Pelajaran kedua adalah pendakian spritual. Penting untuk direnungkan salah satu mukjizat kenabian berupa shalat terjadi pada peristiwa Isra dan Mi’raj. Sekurang-kurangnya filosofi yang dapat diambil dari shalat adalah gerakan sujud. Dalam sujud terdapat keistimewaan berbisik ke bumi bergetar di langit. Membaca Subhaana robbiyal a’laa wa bihamdihi yang artinya Maha Suci Rabb-ku Yang Maha Tinggi, dan memujilah aku kepada-Nya, bermakna manusia semakin merendah maka Allah akan mengangkat derajatnya dan sebaliknya ketika manusia bersikap sombong maka Allah akan menurunkan derajatnya. Dalam pada itu sebagai orang yang beragama, tak perlu kemudian bersikap eksklusif dan bertindak radikal atas nama agama.
Moment Isra dan Mi’raj adalah perjalanan menapaktilasi perjalanan Nabi terdahulu yang dikisahkan Allah kepada Nabi Muhammad dan umatnya untuk meneguhkan perjuangan dalam mempertahankan kesatuan dan persatuan serta membela bangsa dan negara. Petualangan intelektual dan pendakian spiritual adalah upaya untuk menciptakan keseimbangan peradaban yang harmonis.

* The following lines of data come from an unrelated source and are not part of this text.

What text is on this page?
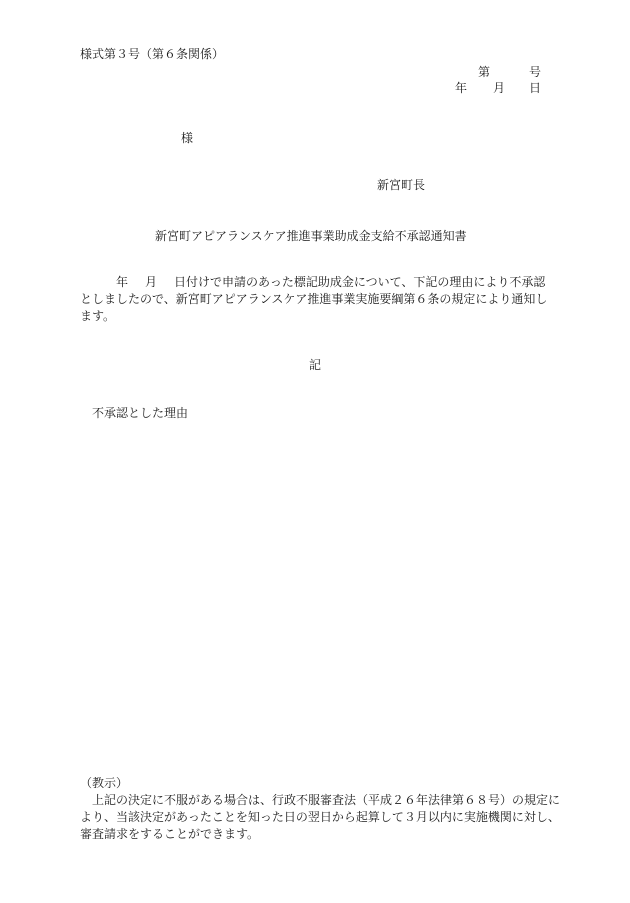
様式第３号（第６条関係）
第	号
年 月 日
様
新宮町長
新宮町アピアランスケア推進事業助成金支給不承認通知書

年 月 日付けで申請のあった標記助成金について、下記の理由により不承認

としましたので、新宮町アピアランスケア推進事業実施要綱第６条の規定により通知し

ます。

記
不承認とした理由

（教示）

上記の決定に不服がある場合は、行政不服審査法（平成２６年法律第６８号）の規定に

より、当該決定があったことを知った日の翌日から起算して３月以内に実施機関に対し、

審査請求をすることができます。
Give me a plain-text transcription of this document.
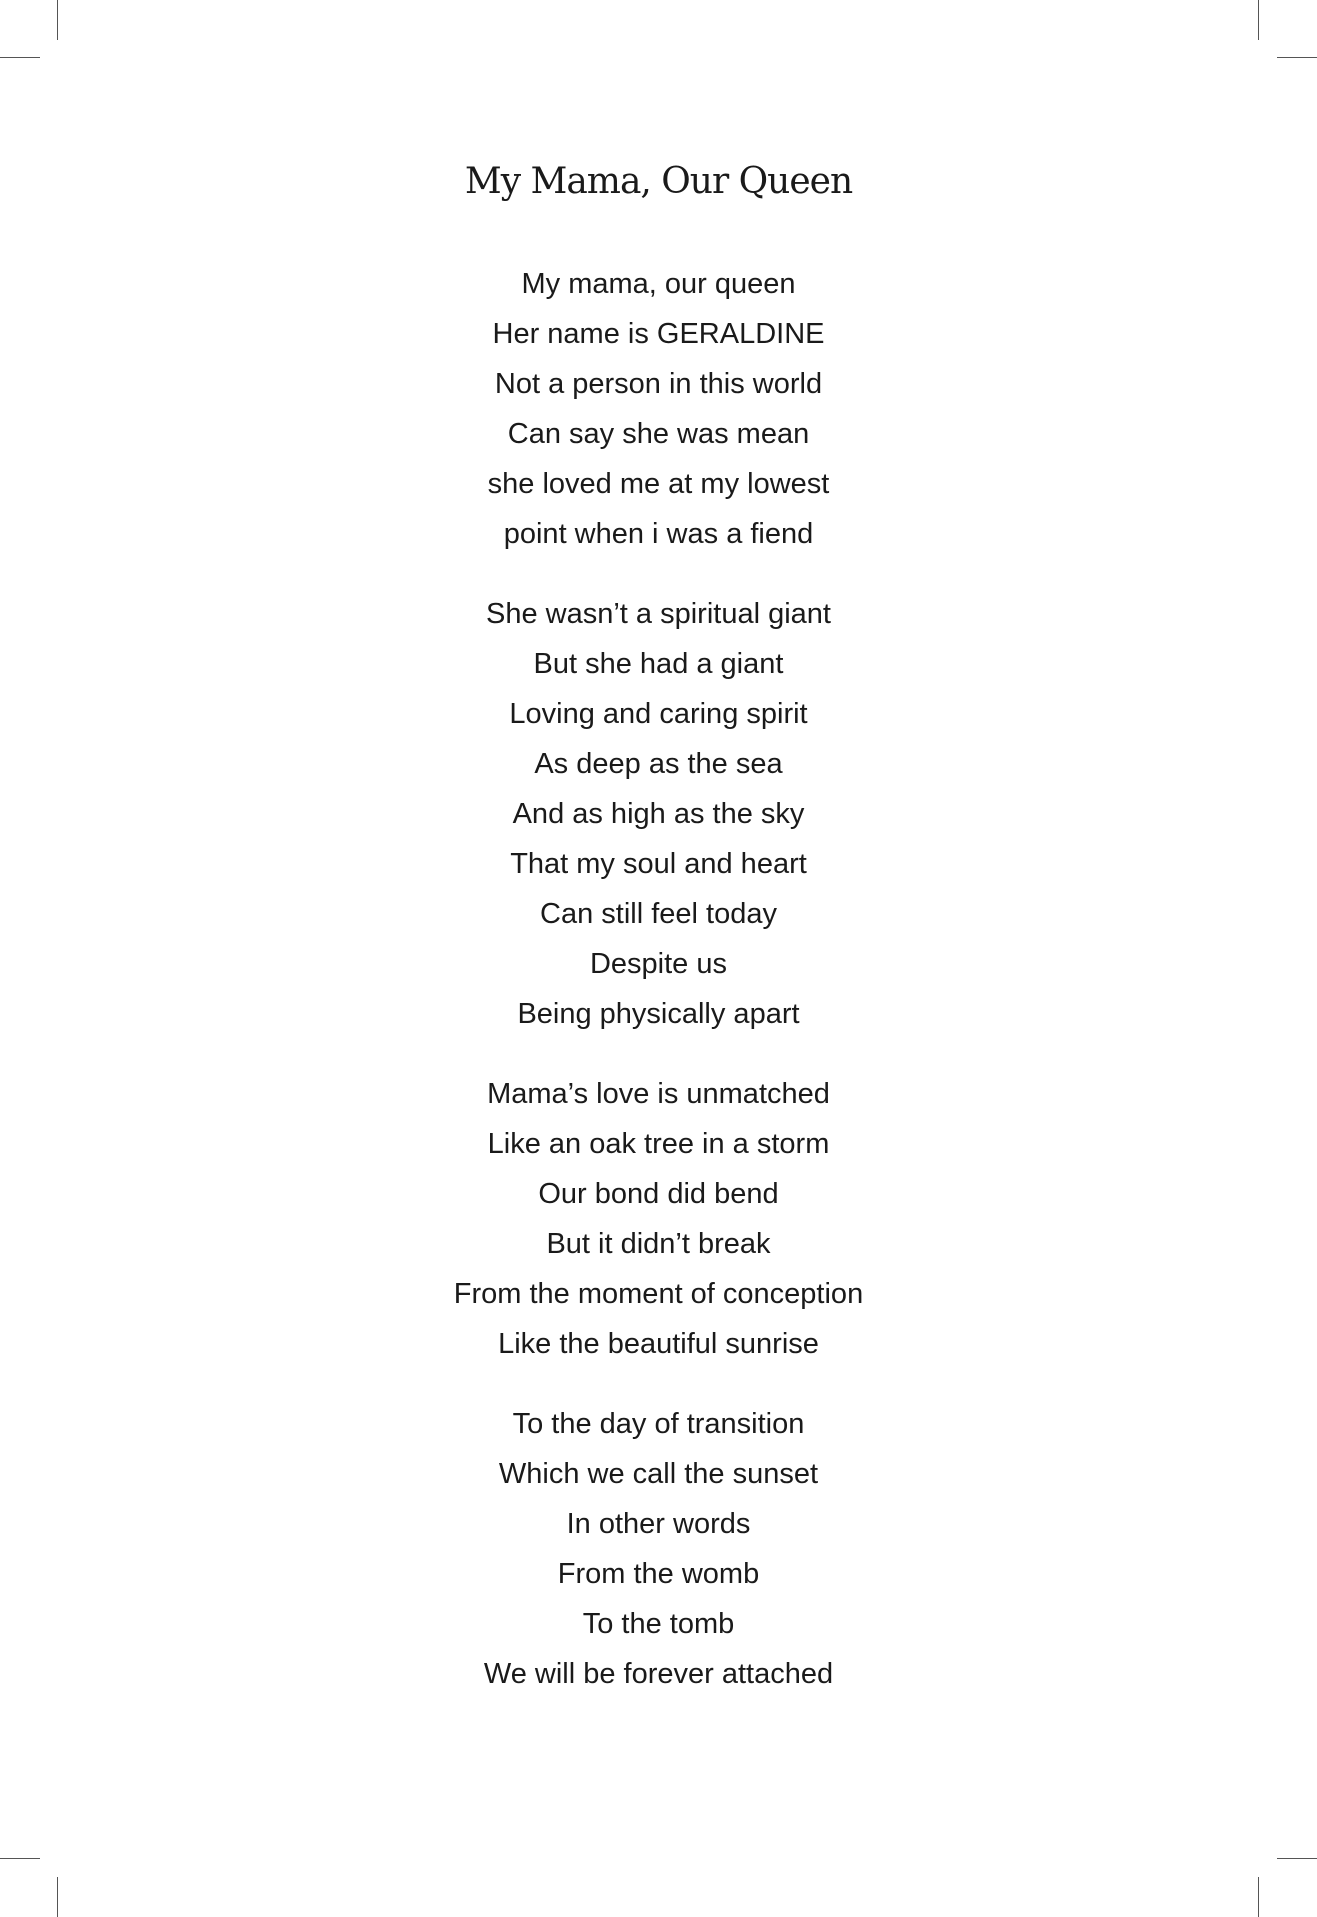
My Mama, Our Queen
My mama, our queen
Her name is GERALDINE
Not a person in this world
Can say she was mean
she loved me at my lowest
point when i was a fiend
She wasn’t a spiritual giant
But she had a giant
Loving and caring spirit
As deep as the sea
And as high as the sky
That my soul and heart
Can still feel today
Despite us
Being physically apart
Mama’s love is unmatched
Like an oak tree in a storm
Our bond did bend
But it didn’t break
From the moment of conception
Like the beautiful sunrise
To the day of transition
Which we call the sunset
In other words
From the womb
To the tomb
We will be forever attached
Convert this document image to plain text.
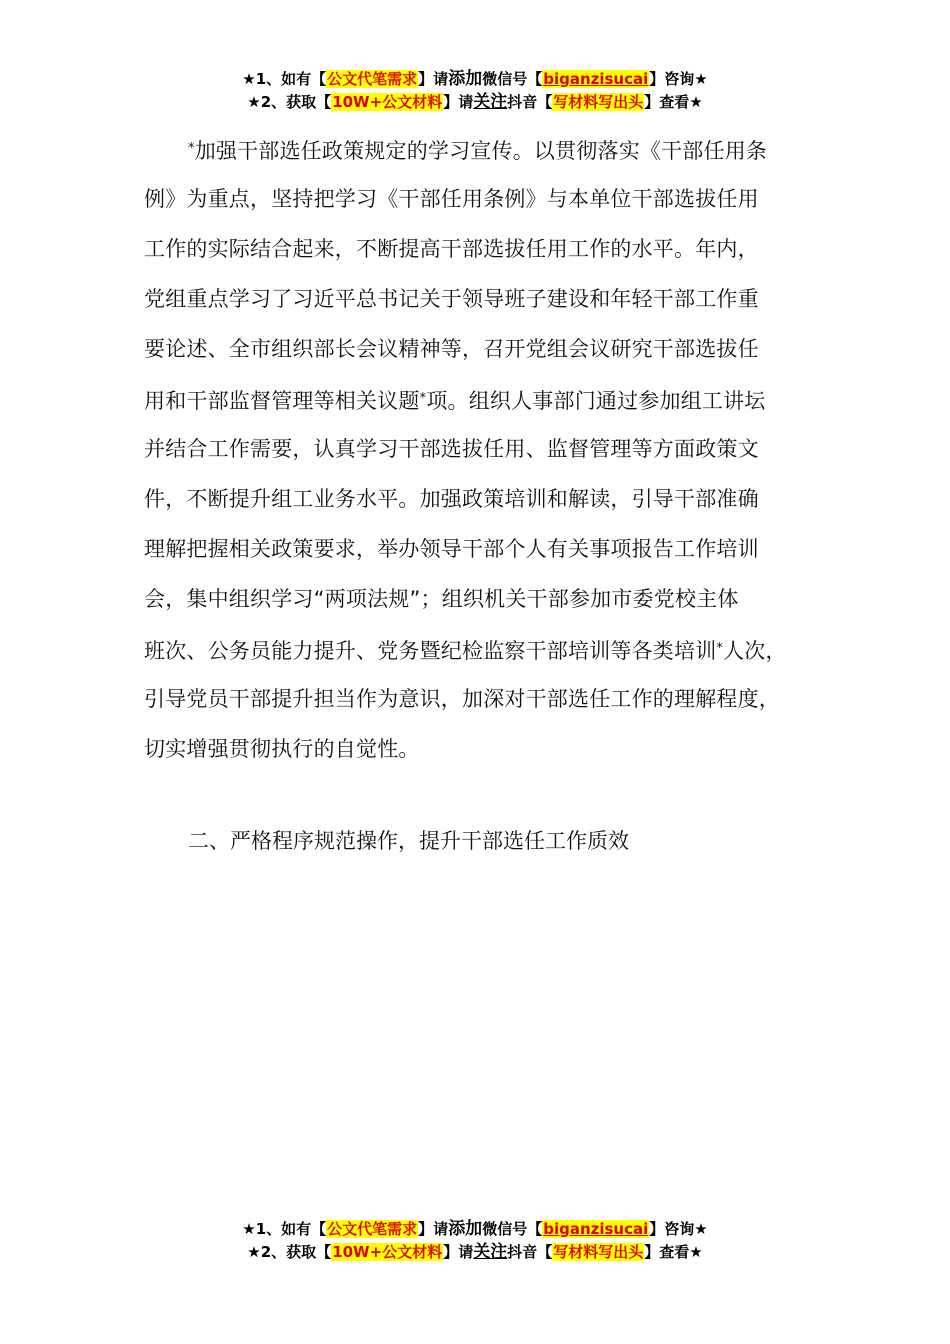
★1、如有【公文代笔需求】请添加微信号【biganzisucai】咨询★
★2、获取【10W+公文材料】请关注抖音【写材料写出头】查看★
*加强干部选任政策规定的学习宣传。以贯彻落实《干部任用条
例》为重点，坚持把学习《干部任用条例》与本单位干部选拔任用
工作的实际结合起来，不断提高干部选拔任用工作的水平。年内，
党组重点学习了习近平总书记关于领导班子建设和年轻干部工作重
要论述、全市组织部长会议精神等，召开党组会议研究干部选拔任
用和干部监督管理等相关议题*项。组织人事部门通过参加组工讲坛
并结合工作需要，认真学习干部选拔任用、监督管理等方面政策文
件，不断提升组工业务水平。加强政策培训和解读，引导干部准确
理解把握相关政策要求，举办领导干部个人有关事项报告工作培训
会，集中组织学习“两项法规”；组织机关干部参加市委党校主体
班次、公务员能力提升、党务暨纪检监察干部培训等各类培训*人次，
引导党员干部提升担当作为意识，加深对干部选任工作的理解程度，
切实增强贯彻执行的自觉性。
二、严格程序规范操作，提升干部选任工作质效
★1、如有【公文代笔需求】请添加微信号【biganzisucai】咨询★
★2、获取【10W+公文材料】请关注抖音【写材料写出头】查看★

Petualangan intelektual (iqra) apabila tidak dibarengi dengan pendakian spiritual (bismi rabbika) maka akan membentuk pola pikir yang liberal. Sebaliknya, apabila hanya melakukan pendakian spiritual (bismi rabbika) takbirtanpa pernah bejalar (iqra), maka akan cenderung bersikap radikal. Silahkan pendakian intelektual sejauh-jauhnya ke China dan Eropa, tapi pendakian spiritual harus setinggi-tingginya.